Regional U.S. Drug Enforcement Administration (DEA) officials seized 24 rectangular packages of what had been deemed an unknown substance back in July, when a Chilmark beachgoer reported a large cache of packages to local police.
Until now, no new information was available.
In a sit-down with The Times this week, David DiTullio, resident agent in charge at Cape Cod’s DEA location, was able to confirm that after being sent to the agency’s New York laboratory, the 24 1-kilo bricks tested positive for pure cocaine — uncontaminated by any cutting agent.
Having such a large quantity of illicit substances wash up on the region’s coast is “definitely rare,” he said.
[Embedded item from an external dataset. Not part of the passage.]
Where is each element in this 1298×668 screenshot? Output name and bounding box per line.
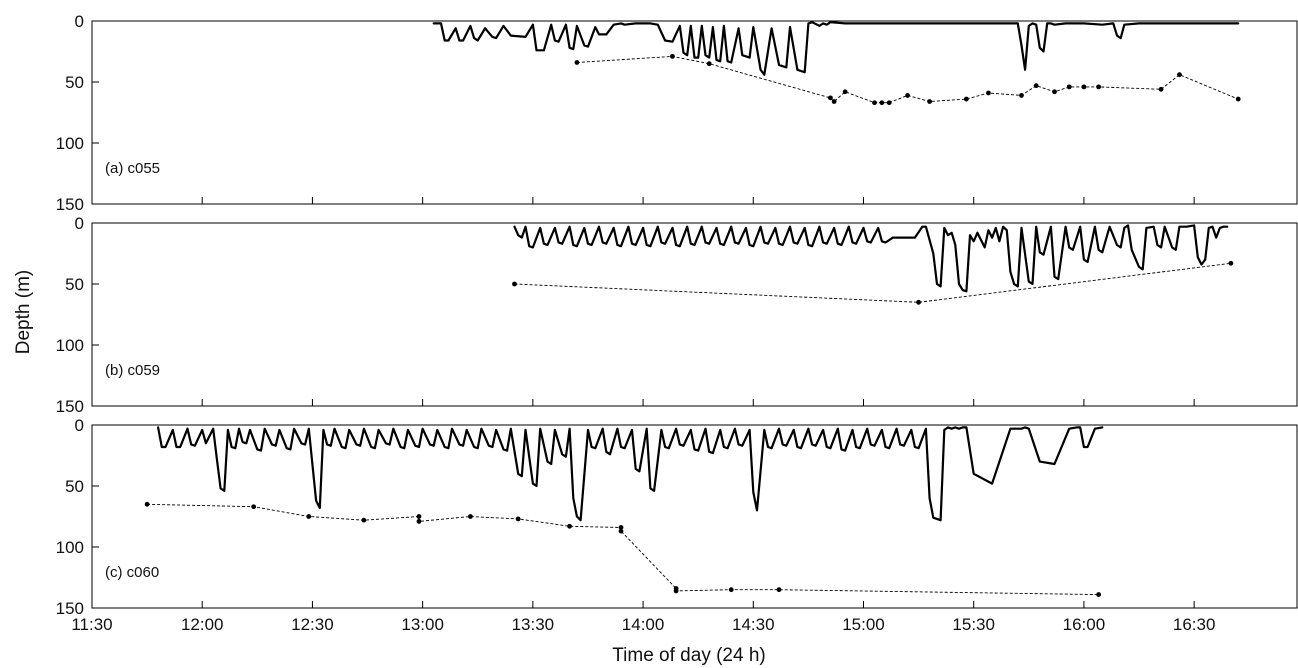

But having it wash up on the shores of Martha’s Vineyard, DiTullio said, is particularly anomalous.
“This is certainly the most amount of cocaine that the Vineyard has ever seen,” he said, adding that in his roughly 20 years working with the DEA throughout New England, he’s never seen anything like it.
Twenty-four kilograms of cocaine is not only “a significant amount for this area,” DiTullio said, but is also considered a “significant seizure” by federal standards.
While typically the price of cocaine varies anywhere from $36,000 to $55,000 per kilo, DiTullio says, that number could reach up to $75,000 on Martha’s Vineyard.
Valued at around $1.8 million, local officials say the drugs confiscated at Lucy Vincent mark the largest cocaine seizure in Vineyard history.
Generally, large loads of illegal substances detected by drug enforcement are found in “source cities,” or areas with larger populations involved in the drug trade, where cartel “splinter cells” are known to be based.
DiTullio says though the bricks — stamped with artwork of a toucan — “definitely came from a cartel,” as they were consistent with packaging by members of drug cartels from Central and South America, the imprint has not yet been attributed to any specific criminal organization.
While it is still unclear from where exactly the bounty originated, officials say they’ve been able to determine from tide and wind charts that the package had “not been out to sea for a particularly long time,” and likely entered the water between Rhode Island and Martha’s Vineyard before washing up on Lucy Vincent Beach.
The nearly $2 million worth of illegal drugs washed ashore wrapped in a burlap sack, and was encased in a large trash bag before it was inventoried and analyzed by drug officials.
The investigation into the origin and intended destination of the packages is ongoing, and the federal agency implores members of the public that may know about the packages to contact their regional office.
The Cape Cod drug enforcement office works with local police and the U.S. Coast Guard in investigating Island drug crimes, in addition to helping with drug takebacks and diversionary programs.
In this area specifically, officials say, the biggest threat is the use of fentanyl as a cutting agent in various drugs like heroin, cocaine, and even marijuana. But most prevalent are “fake pills” laced with fentanyl.
The uptick of these poses “a huge problem” in New England, as drug users are often not aware of what they are taking, making them dangerously more susceptible to fatal overdose.
“You just don’t know what you’re taking,” Agent DiTullio added. “It’s pretty scary nowadays that anything could have fentanyl in it.”